Integer division by negative number [duplicate]

Question

What should integer division -1 / 5 return? I am totally confused by this behaviour. I think mathematically it should be 0, but python and ruby are returning -1.

Why are different languages behaving differently here? Please someone explain. Thanks.

| Language  | Code           | Result | |-----------+----------------+--------| | ruby      | -1 / 5         |     -1 | | python    | -1 / 5         |     -1 | | c         | -1 / 5         |      0 | | clojure   | (int (/ -1 5)) |      0 | | emacslisp | (/ -1 5)       |      0 | | bash      | expr -1 / 5    |      0 | 

Answer 1

Short answer: Language designers get to choose if their language will round towards zero, negative infinity, or positive infinity when doing integer division. Different languages have made different choices.

Long answer: The language authors of Python and Ruby both decided that rounding towards negative infinity makes more sense than rounding towards zero (like C does). The creator of python wrote a blog post about his reasoning here. I've excerpted much of it below.

I was asked (again) today to explain why integer division in Python returns the floor of the result instead of truncating towards zero like C.

For positive numbers, there's no surprise:

>>> 5//2 2 

But if one of the operands is negative, the result is floored, i.e., rounded away from zero (towards negative infinity):

>>> -5//2 -3 >>> 5//-2 -3 

This disturbs some people, but there is a good mathematical reason.
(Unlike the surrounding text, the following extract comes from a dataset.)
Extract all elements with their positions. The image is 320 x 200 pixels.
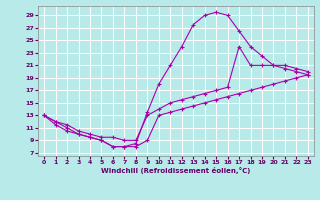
X-axis label: Windchill (Refroidissement éolien,°C): Windchill (Refroidissement éolien,°C) [101,167,251,174]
The integer division operation (//) and its sibling, the modulo operation (%), go together and satisfy a nice mathematical relationship (all variables are integers):

a/b = q with remainder r 

such that

b*q + r = a and 0 <= r < b (assuming a and b are >= 0). 

If you want the relationship to extend for negative a (keeping b positive), you have two choices: if you truncate q towards zero, r will become negative, so that the invariant changes to 0 <= abs(r) < otherwise, you can floor q towards negative infinity, and the invariant remains 0 <= r < b. [update: fixed this para]

In mathematical number theory, mathematicians always prefer the latter choice (see e.g. Wikipedia). For Python, I made the same choice because there are some interesting applications of the modulo operation where the sign of a is uninteresting. Consider taking a POSIX timestamp (seconds since the start of 1970) and turning it into the time of day. Since there are 24*3600 = 86400 seconds in a day, this calculation is simply t % 86400. But if we were to express times before 1970 using negative numbers, the "truncate towards zero" rule would give a meaningless result! Using the floor rule it all works out fine.